The same conceptual paradigm does not work in the digital sector. The “monopoly” condition we observe is mostly due to network externalities that are substantially different from the network economies of scale that characterized the telecom industry. The fact that they occur on the demand side of the market, rather than on the supply side, make them a different animal. Indeed, if monopoly power stems from supply-side economies, the solution is to share the fixed asset among competitors; if it stems from demand-side economies, the solution should be to share customers or what they bring to the table.

This is doable—e.g., interoperability—but less straightforward. Moreover, in most cases, economies occur on both sides of the market, making the situation even more complex. The result is that competition for the market, rather than in the market, is the only really feasible type of competition in many cases. Although imperfect, it can still generate substantial benefits if the incumbent is (and is aware of being) constantly under the threat of new and potential rivals.

In conclusion, is the relief sought by the FTC the right way to go? In principle, yes. However, the FTC might win the battle but lose the war, unless it undertakes other initiatives that support the long-term goal.

First, and foremost, break-ups should be a remedy of last resort. Rather, ex-ante merger enforcement should be revamped in a way that helps address the challenges posed by tech industry mergers. Our review of decision processes in the UK—especially concerning the Facebook-Instagram acquisition—vividly shows that our current legal standards and review practices are unfit for Big Tech, as the UK authorities allowed mergers that should have been blocked or at least remedied.

A much tougher stance is needed more than ever when addressing the tech industry. Unfortunately, the recent controversial decision of the EU Commission to allow Google’s acquisition of Fitbit is not encouraging. It demonstrates that competition authorities neither fully appreciate that it is competition for the market rather than competition in the market that is critical, nor have they sufficiently explored dynamic theories of harm. Perhaps, to make this possible, the standard of proof, at least for these theories of harm, should be lowered to reflect the inherent difficulty of proving these effects. Competition authority should also have more powers to gather the evidence they need to assess the likely effects of a merger.

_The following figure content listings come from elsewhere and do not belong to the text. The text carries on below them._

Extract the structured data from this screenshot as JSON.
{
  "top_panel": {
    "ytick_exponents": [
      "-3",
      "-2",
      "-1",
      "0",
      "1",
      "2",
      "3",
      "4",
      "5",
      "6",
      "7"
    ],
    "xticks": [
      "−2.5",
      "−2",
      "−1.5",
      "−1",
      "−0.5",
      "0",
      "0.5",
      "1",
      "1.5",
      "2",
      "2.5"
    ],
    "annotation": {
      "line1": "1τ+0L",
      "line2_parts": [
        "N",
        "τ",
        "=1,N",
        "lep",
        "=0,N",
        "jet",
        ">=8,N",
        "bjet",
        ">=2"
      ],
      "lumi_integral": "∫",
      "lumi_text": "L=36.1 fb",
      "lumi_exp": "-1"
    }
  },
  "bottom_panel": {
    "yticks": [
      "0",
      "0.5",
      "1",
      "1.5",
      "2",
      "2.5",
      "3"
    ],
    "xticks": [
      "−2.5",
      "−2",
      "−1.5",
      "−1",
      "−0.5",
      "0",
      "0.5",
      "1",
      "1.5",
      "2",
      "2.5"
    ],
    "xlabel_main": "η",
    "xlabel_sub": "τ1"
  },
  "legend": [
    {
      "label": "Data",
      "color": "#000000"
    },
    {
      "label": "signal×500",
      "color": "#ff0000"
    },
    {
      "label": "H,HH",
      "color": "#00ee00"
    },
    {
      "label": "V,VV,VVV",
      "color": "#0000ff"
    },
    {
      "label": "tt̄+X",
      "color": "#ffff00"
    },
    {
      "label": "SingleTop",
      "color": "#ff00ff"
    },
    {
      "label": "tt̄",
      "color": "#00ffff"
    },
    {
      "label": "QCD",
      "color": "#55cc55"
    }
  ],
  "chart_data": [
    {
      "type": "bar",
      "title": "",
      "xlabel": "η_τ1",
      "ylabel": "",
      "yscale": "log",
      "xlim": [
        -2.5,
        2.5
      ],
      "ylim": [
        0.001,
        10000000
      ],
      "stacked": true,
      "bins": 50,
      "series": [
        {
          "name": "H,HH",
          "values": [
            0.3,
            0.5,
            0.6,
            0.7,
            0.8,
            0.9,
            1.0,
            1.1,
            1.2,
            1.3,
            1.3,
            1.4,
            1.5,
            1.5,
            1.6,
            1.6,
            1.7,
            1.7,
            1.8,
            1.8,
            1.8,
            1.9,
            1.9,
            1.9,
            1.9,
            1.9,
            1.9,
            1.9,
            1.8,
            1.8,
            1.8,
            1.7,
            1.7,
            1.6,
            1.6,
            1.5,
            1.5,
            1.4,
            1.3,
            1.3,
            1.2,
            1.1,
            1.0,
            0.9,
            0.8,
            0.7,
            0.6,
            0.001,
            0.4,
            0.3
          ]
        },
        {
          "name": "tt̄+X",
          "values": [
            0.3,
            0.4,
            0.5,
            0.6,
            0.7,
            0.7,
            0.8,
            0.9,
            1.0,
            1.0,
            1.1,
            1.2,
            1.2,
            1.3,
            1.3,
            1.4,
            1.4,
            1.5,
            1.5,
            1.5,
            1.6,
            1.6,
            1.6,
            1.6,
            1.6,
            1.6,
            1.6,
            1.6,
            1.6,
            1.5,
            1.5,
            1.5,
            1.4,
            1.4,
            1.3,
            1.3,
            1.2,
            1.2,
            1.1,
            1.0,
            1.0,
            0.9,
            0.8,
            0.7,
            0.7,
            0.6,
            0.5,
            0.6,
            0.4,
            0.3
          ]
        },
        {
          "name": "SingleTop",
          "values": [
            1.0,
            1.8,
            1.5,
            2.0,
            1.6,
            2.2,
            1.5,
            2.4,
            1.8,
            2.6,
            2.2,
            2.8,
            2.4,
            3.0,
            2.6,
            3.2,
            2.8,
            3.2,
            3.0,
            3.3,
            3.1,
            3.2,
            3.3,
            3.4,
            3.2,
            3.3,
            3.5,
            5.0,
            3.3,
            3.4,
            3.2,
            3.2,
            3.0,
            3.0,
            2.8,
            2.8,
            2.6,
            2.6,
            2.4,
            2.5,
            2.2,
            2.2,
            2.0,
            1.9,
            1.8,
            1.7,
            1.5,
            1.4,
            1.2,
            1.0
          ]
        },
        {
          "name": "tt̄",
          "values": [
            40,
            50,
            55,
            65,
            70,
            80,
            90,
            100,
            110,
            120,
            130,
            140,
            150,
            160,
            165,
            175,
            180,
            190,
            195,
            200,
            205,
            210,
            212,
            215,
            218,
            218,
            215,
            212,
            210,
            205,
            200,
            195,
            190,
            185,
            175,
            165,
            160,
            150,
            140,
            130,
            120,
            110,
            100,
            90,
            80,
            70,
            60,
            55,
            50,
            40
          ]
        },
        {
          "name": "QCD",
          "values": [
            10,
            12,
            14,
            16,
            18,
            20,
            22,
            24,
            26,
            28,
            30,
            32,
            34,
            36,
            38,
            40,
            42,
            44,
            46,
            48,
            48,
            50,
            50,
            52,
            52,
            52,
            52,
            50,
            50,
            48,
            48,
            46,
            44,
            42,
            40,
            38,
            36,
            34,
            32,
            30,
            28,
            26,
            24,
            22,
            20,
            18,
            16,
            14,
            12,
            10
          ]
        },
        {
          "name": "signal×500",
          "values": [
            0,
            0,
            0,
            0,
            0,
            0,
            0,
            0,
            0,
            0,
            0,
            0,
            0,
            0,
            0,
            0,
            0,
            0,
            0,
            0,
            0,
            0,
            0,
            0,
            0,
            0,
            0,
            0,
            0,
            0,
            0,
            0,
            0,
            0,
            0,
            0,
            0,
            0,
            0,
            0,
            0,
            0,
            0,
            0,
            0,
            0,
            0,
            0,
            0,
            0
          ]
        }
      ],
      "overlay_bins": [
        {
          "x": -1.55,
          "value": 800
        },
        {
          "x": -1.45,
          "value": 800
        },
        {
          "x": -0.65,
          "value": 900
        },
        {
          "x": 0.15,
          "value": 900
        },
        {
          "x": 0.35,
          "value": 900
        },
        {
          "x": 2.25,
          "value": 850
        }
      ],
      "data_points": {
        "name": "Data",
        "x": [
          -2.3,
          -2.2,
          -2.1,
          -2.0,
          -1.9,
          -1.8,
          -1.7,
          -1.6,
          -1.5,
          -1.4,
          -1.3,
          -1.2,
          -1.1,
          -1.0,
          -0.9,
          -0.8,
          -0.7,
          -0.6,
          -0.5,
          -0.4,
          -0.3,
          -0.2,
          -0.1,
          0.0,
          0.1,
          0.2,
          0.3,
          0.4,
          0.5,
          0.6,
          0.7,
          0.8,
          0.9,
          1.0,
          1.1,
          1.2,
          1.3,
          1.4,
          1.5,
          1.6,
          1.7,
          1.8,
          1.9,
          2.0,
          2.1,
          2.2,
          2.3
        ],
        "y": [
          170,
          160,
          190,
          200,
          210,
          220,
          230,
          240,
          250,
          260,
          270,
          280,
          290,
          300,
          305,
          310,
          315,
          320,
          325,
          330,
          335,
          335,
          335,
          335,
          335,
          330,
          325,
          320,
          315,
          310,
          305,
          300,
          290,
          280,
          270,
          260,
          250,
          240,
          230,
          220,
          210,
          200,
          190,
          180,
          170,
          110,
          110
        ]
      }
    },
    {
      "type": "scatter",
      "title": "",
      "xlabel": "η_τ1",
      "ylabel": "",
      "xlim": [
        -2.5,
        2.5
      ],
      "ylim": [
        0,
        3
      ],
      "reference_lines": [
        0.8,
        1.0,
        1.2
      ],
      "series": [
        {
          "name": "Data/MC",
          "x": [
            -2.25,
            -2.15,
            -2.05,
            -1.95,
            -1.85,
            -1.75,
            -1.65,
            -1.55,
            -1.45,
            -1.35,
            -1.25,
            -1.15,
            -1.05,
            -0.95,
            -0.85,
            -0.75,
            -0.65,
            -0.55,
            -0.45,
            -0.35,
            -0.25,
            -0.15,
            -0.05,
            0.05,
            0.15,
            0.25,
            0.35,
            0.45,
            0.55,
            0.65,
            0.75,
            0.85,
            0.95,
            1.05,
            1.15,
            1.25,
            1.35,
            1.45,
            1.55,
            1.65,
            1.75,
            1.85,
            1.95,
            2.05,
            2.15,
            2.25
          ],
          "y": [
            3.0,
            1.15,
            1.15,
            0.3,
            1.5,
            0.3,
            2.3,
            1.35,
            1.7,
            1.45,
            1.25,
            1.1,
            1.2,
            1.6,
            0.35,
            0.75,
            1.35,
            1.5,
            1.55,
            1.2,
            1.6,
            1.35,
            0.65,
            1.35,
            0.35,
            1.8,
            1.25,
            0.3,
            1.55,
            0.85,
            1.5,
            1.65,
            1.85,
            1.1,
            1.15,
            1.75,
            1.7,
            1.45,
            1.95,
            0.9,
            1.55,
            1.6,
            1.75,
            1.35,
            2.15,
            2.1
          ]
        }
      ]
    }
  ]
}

Moreover, competition authorities can and should enforce unilateral conduct prohibitions without limiting their investigations to those cases that are the most obvious. Indeed, only a consistent enforcement action guarantees that future anticompetitive strategies are deterred.

Finally, a new regulatory paradigm must be defined. Several initiatives have been already discussed around the world. For instance, in the European Union, the proposed Digital Market Act introduces “black” and “grey” lists of prohibited practices and obligations for gatekeepers platforms in areas where antitrust has been perceived not to be effective. This is the right direction but it needs fine-tuning. A part (admittedly shrinking) of the antitrust community may resist this, considering it to be a revelation of competition law failure. It is not: regulation and competition law need to work alongside each other to foster and preserve competition across a number of industries, not just tech.

Disclaimer: Paolo Buccirossi advised several companies active in digital markets as well as competition authorities and public bodies on competition policy issues.

Tomaso Duso has served as consultant for several public bodies , such as various DGs of the European Commission, the UK Competition Commission and Competition and Markets Authority, the Dutch Authority for Consumers and Markets, the OECD, and the European Bank for Reconstruction and Development on competition policy issues.